Ensuring universal access is key … there is a desire to inhabit the ramps and terraces to enable increased access, connectivity and social interaction.”

At historic Eastern Market, Detroit’s fresh produce, dairy and meat market dating to the 1800s, the cut is nearly 12 feet below grade. 

“In the Eastern Market site, we negotiated the grade change using a series of generous ramps and landings that integrate spaces for sitting, eating and mingling — as an extension of the markets — with spaces for movement in and out of the Dequindre Cut,” says Maigret.

Sunday, June 3, 2018

UNIVERSAL DESIGN: PUBLIC SPACES FOR ALL -- 7


Detroit — MAde Studio

In Detroit, MAde Studio has made universal design a central part in its approach to transform a long-abandoned railway cut into a greenway that provides barrier-free access to historic neighborhoods, some largely vacant and in need of great civic space to spark rebirth.

Architects Jen Maigret and Maria Arquero have designed an urban greenway out of Dequindre Cut, a railway created in the 1920s to move freight to industrial hubs in the growing city.

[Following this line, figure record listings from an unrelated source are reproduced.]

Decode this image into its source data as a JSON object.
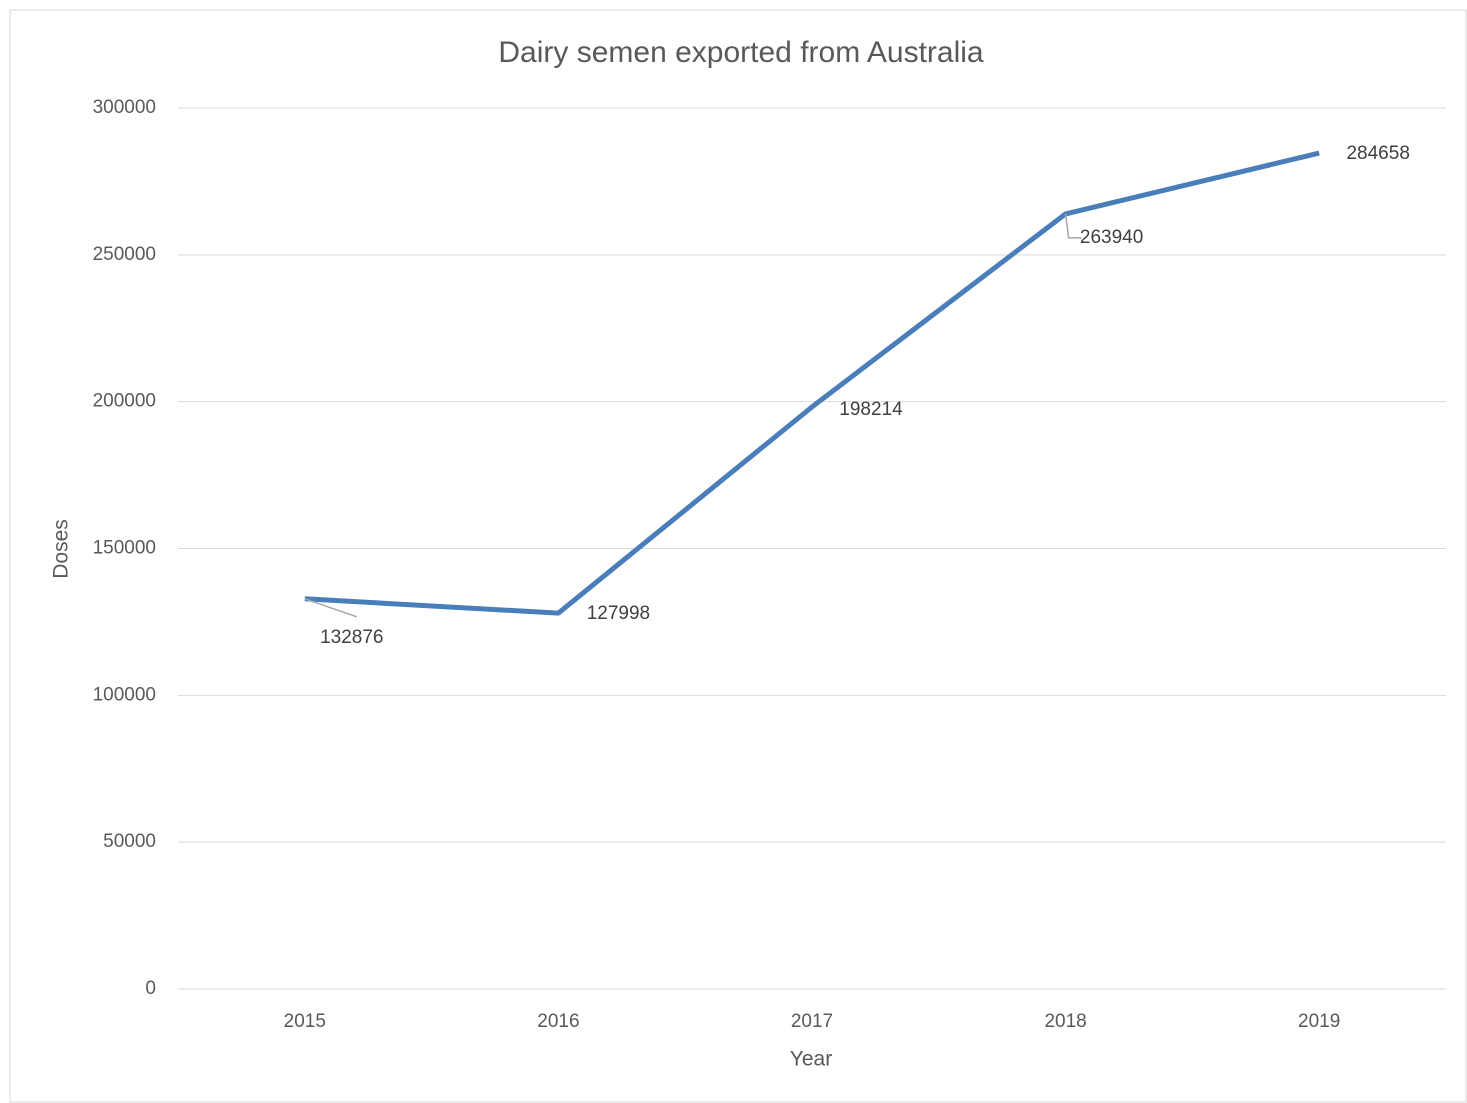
{
  "chart_data": {
    "type": "line",
    "title": "Dairy semen exported from Australia",
    "x_label": "Year",
    "y_label": "Doses",
    "categories": [
      "2015",
      "2016",
      "2017",
      "2018",
      "2019"
    ],
    "series": [
      {
        "name": "Doses",
        "color": "#4a7ebb",
        "values": [
          132876,
          127998,
          198214,
          263940,
          284658
        ]
      }
    ],
    "ylim": [
      0,
      300000
    ],
    "yticks": [
      0,
      50000,
      100000,
      150000,
      200000,
      250000,
      300000
    ],
    "grid": true
  }
}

Near the Detroit River, the cut is at grade, but as it moves north, it is more than 25 feet below grade

Saturday, June 2, 2018

UNIVERSAL DESIGN: PUBLIC SPACES FOR ALL -- 6


BROOKLYN — MICHAEL VAN VALKENBURGH ASSOCIATES

While some prominent master planners have balked at universal design and fought to build brand new facilities with grand staircases as the prominent entry, with accessible routes hidden off to the side, the Van Valkenburgh firm embraces creative approaches to designing for all.

“In some cases, accessibility requirements provide opportunities to build pathways that are more engaging — for instance, a curved pathway that directs your views to the landscape context rather than a straight procession with an unchanging perspective,” says the Van Valkenburgh team spokesperson. 

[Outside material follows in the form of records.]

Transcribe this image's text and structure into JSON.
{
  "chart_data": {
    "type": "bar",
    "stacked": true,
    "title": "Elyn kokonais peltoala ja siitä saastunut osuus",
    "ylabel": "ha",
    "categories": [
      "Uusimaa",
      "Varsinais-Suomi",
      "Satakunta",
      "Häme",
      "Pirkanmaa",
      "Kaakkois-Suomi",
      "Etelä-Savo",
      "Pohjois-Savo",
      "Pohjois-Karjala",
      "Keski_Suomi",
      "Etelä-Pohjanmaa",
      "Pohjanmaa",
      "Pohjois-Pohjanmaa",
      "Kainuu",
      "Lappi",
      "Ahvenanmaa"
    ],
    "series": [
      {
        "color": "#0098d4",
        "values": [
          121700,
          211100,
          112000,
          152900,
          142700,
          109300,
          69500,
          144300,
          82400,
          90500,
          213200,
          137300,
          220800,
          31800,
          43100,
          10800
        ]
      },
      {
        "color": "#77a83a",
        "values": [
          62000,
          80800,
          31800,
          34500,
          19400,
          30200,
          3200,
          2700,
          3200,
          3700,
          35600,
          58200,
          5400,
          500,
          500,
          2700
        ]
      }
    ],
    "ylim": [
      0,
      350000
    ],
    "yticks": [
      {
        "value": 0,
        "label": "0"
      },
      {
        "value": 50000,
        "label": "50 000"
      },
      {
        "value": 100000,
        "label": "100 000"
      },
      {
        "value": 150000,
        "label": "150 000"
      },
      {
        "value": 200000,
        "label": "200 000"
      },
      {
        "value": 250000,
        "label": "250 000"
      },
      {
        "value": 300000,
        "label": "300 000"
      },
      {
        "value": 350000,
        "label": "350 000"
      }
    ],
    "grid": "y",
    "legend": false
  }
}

“We are strong advocates for building accessibility into the fundamental structure of a project, rather than looking at it as an obligation or an afterthought.

Ultimately, the goal is to make accessibility feel effortless so that everyone can enjoy the landscape on the same terms.”

Friday, June 1, 2018

UNIVERSAL DESIGN: PUBLIC SPACES FOR ALL -- 5


MICHAEL VAN VALKENBURGH ASSOCIATES

Ted Zoli, a MacArthur Foundation Genius Award winner who serves as national bridge chief engineer for the HNTB firm, used durable materials in constructing the bridge and made sure that wheelchair users and others with limited mobility would enjoy the same access as runners, cyclists and all visitors.

 “The design is both innovative and unusual, and it blends perfectly with the landscaping in Brooklyn Bridge Park,” Zoli told HNTB Designer magazine.

Van Valkenburgh Associates prefers landscape-based solutions to mechanically-based accessibility, with gentle slopes instead of lifts or elevators. 

“Ramped pathways and bridges are less prone to technical difficulties, and they also create a stronger continuity of landscape experience that is part of the enjoyment of being in a park,” says a spokesperson for the Van Valkenburgh team.

“Once you decide that it is important to connect two spaces through the landscape, it seems worth the effort to make sure that everyone can use it.”